J: I feel like our people are not just employee #1, #2, #3, etc., but there is a human element to it. I see our culture of love in action in many ways, especially when I look at what our training was, compared to what types of trainings are offered now. We’re conducting “stay interviews” where people give us feedback that they feel so supported in training. There is so much compassion and care there now.

What aspect of your job makes you the happiest?

J: The increasing collaboration between my team and other teams to recognize our strengths and how we can work together for more and better results has been great. And honestly, my own personal growth over the past five years. The doors that have been opened at Relay for my own personal and professional development are leading to positive impacts on our direct labor folks.

What would you say to inspire the people reading this about professional advancement opportunities at Relay? Do you have any advice?

J: First, I want to acknowledge that we all go through our struggles. I'm still learning, and I’m still unsure of my worthiness sometimes. But I push forward because I have the support of this organization, my leadership team, and my colleagues, and they give me the extra courage to step across each line and level up as the line keeps moving forward.

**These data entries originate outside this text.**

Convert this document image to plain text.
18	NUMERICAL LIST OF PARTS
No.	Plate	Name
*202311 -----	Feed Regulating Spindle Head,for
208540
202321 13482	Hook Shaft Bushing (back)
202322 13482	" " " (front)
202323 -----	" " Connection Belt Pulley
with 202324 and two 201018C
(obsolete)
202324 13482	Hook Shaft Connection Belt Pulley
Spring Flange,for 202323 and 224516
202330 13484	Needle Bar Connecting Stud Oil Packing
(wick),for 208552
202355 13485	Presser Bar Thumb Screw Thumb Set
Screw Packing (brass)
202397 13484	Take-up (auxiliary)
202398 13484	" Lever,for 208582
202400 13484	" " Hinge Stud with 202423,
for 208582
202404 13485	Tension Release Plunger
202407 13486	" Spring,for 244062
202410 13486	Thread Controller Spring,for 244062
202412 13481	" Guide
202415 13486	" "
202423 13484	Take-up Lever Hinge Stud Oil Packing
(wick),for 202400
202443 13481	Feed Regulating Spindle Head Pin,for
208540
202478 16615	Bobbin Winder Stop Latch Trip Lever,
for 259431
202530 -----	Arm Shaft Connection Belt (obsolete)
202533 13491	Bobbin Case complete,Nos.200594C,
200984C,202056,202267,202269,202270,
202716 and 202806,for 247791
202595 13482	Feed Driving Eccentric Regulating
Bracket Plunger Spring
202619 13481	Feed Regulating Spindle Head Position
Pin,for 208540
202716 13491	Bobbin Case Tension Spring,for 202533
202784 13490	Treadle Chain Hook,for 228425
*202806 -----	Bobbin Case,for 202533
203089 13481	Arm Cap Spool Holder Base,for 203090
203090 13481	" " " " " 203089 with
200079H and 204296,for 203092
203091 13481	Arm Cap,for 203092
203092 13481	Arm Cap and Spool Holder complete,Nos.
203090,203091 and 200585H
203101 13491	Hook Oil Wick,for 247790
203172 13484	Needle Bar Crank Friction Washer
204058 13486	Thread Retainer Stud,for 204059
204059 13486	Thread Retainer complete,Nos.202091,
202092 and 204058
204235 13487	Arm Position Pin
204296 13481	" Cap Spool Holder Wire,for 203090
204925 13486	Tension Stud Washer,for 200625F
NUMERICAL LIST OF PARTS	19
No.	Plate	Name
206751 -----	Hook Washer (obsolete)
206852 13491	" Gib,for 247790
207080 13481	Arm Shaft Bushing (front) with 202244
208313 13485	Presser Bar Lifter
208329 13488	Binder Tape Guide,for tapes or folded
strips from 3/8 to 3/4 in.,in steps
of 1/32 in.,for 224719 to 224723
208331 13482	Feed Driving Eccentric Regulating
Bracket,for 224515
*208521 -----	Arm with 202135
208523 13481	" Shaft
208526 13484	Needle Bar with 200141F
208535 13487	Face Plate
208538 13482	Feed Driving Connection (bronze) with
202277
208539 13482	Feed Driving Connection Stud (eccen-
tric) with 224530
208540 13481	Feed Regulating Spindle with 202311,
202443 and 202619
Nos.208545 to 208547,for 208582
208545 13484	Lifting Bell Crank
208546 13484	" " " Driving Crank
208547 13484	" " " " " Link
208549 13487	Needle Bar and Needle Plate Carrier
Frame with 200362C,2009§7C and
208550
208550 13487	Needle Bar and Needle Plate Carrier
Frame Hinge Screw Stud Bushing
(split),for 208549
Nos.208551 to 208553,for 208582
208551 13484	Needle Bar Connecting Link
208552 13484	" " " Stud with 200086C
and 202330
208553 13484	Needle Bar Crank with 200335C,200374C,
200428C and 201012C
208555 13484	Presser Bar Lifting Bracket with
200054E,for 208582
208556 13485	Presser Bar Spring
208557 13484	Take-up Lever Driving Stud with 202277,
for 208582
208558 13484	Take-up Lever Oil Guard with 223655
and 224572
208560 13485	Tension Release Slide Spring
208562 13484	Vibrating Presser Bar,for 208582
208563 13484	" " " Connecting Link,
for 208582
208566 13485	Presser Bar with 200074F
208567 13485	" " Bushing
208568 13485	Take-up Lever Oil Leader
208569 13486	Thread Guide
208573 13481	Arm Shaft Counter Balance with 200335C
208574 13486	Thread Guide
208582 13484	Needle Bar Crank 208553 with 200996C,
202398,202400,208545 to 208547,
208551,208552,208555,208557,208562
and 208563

An employee can always reach out to our Accommodations & Compliance team – we have our Job Club* to offer coaching and support. And we sometimes work with people on a one-on-one capacity to help them navigate certain challenging workplace scenarios. We can approach those situations with our tenets of positive intent, respecting differences, and finding solutions, and provide some guidance in the professional sphere.

You're never going to feel sure of yourself until you can look in the rearview mirror and say, “I did that.” An employee can talk with my team, and talk with their supervisor – ask for their guidance and support. Find ways to work collaboratively and identify opportunities. It’s OK to be nervous, but you can push through, because the people at Relay want you to succeed!

*Relay's Job Club assists employees in preparing for and seeking professional development opportunities outside of Relay Resources as well as among our social enterprises.